Авдотья изложила доктору план водного похода: опрашивать прибрежных жителей: не видали ли они неизвестного на лодке? Лодке, везущей нечто, укрытое рогожей? И еще попытаться доплыть до того места, где песок хоть немного схож с тем, что они нашли под ногтями первой погибшей девочки. В ответ Пустилье поделился деталями вчерашних поисков, продемонстрировав царапины на мягких, чисто выбритых щеках, и признался, что едва не лишился, как князь Кутузофф, глаза. Но не на поле брани, а на едва сжатой десятине.
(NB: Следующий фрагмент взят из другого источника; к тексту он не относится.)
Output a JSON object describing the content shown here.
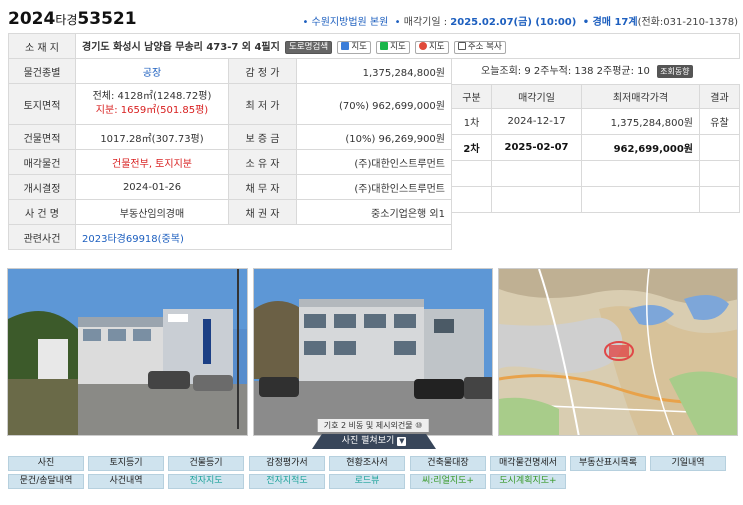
{
  "header": {
    "case_year": "2024",
    "case_mid": "타경",
    "case_num": "53521",
    "court": "• 수원지방법원 본원",
    "date_label": "• 매각기일 : ",
    "date_value": "2025.02.07(금) (10:00)",
    "dept_label": "• 경매 17계",
    "phone": "(전화:031-210-1378)"
  },
  "info": {
    "addr_label": "소 재 지",
    "addr": "경기도 화성시 남양읍 무송리 473-7 외 4필지",
    "addr_btns": [
      "도로명검색",
      "지도",
      "지도",
      "지도",
      "주소 복사"
    ],
    "type_label": "물건종별",
    "type": "공장",
    "appraisal_label": "감 정 가",
    "appraisal": "1,375,284,800원",
    "land_label": "토지면적",
    "land_total": "전체: 4128㎡(1248.72평)",
    "land_share": "지분: 1659㎡(501.85평)",
    "min_label": "최 저 가",
    "min_price": "(70%) 962,699,000원",
    "bldg_label": "건물면적",
    "bldg": "1017.28㎡(307.73평)",
    "deposit_label": "보 증 금",
    "deposit": "(10%) 96,269,900원",
    "sale_label": "매각물건",
    "sale": "건물전부, 토지지분",
    "owner_label": "소 유 자",
    "owner": "(주)대한인스트루먼트",
    "start_label": "개시결정",
    "start": "2024-01-26",
    "debtor_label": "채 무 자",
    "debtor": "(주)대한인스트루먼트",
    "casename_label": "사 건 명",
    "casename": "부동산임의경매",
    "creditor_label": "채 권 자",
    "creditor": "중소기업은행 외1",
    "related_label": "관련사건",
    "related": "2023타경69918(중복)"
  },
  "stats": {
    "text": "오늘조회: 9  2주누적: 138  2주평균: 10",
    "btn": "조회동향"
  },
  "history": {
    "headers": [
      "구분",
      "매각기일",
      "최저매각가격",
      "결과"
    ],
    "rows": [
      [
        "1차",
        "2024-12-17",
        "1,375,284,800원",
        "유찰"
      ],
      [
        "2차",
        "2025-02-07",
        "962,699,000원",
        ""
      ]
    ]
  },
  "photos": {
    "caption2": "기호 2 비동 및 제시외건물 ⑩",
    "view_all": "사진 펼쳐보기"
  },
  "nav": {
    "row1": [
      "사진",
      "토지등기",
      "건물등기",
      "감정평가서",
      "현황조사서",
      "건축물대장",
      "매각물건명세서",
      "부동산표시목록",
      "기일내역"
    ],
    "row2": [
      "문건/송달내역",
      "사건내역",
      "전자지도",
      "전자지적도",
      "로드뷰",
      "씨:리얼지도+",
      "도시계획지도+"
    ]
  }
}
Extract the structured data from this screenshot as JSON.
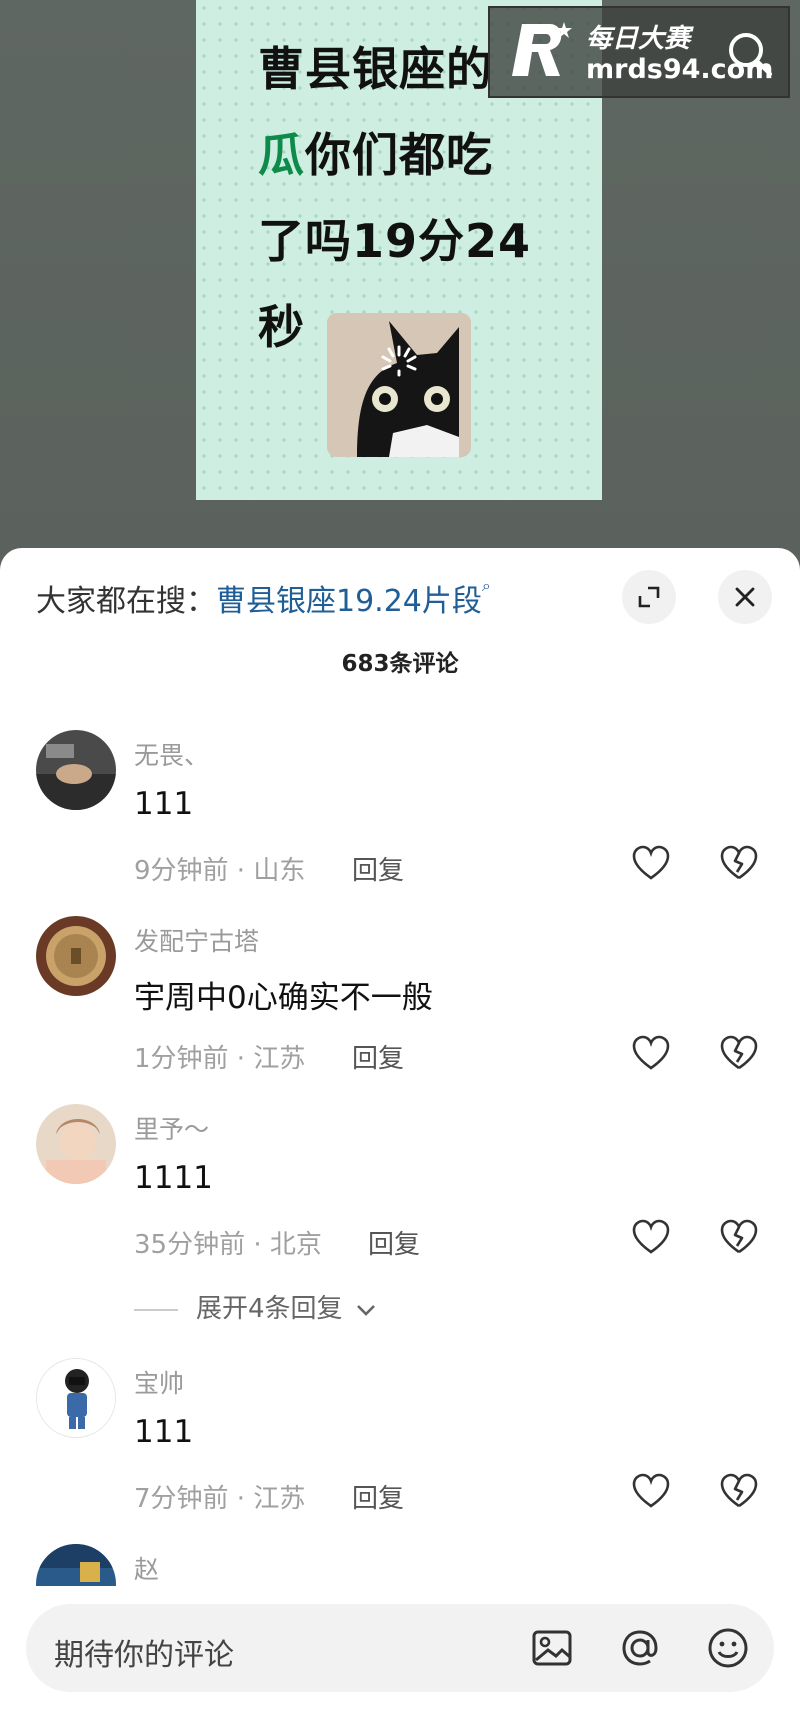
{
  "video": {
    "text_line1": "曹县银座的",
    "text_line2_green": "瓜",
    "text_line2": "你们都吃",
    "text_line3": "了吗19分24",
    "text_line4": "秒"
  },
  "watermark": {
    "title": "每日大赛",
    "url": "mrds94.com"
  },
  "panel": {
    "search_label": "大家都在搜：",
    "search_query": "曹县银座19.24片段",
    "comment_count": "683条评论"
  },
  "comments": [
    {
      "user": "无畏、",
      "text": "111",
      "meta": "9分钟前 · 山东",
      "reply": "回复"
    },
    {
      "user": "发配宁古塔",
      "text": "宇周中0心确实不一般",
      "meta": "1分钟前 · 江苏",
      "reply": "回复"
    },
    {
      "user": "里予～",
      "text": "1111",
      "meta": "35分钟前 · 北京",
      "reply": "回复",
      "expand": "展开4条回复"
    },
    {
      "user": "宝帅",
      "text": "111",
      "meta": "7分钟前 · 江苏",
      "reply": "回复"
    },
    {
      "user": "赵"
    }
  ],
  "input": {
    "placeholder": "期待你的评论"
  },
  "colors": {
    "link": "#1f5e96",
    "accent_green": "#0e8a4a"
  },
  "icons": [
    "search-icon",
    "expand-icon",
    "close-icon",
    "heart-icon",
    "broken-heart-icon",
    "image-icon",
    "at-icon",
    "emoji-icon"
  ]
}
Сухая, остро срезанная серпом солома, исколола ему лицо, когда он, следуя за гончими, запнулся на опушке леса. В целом его рассказ мало отличался от истории, изложенной нынешним же утром старым Андроном. Ночь стояла безлунная, собаки метались, тявкали с заливом, но так и не вышли на след, отвлекаясь на лесные запахи. Утром же лег такой тугой туман, что не видно стало ни зги.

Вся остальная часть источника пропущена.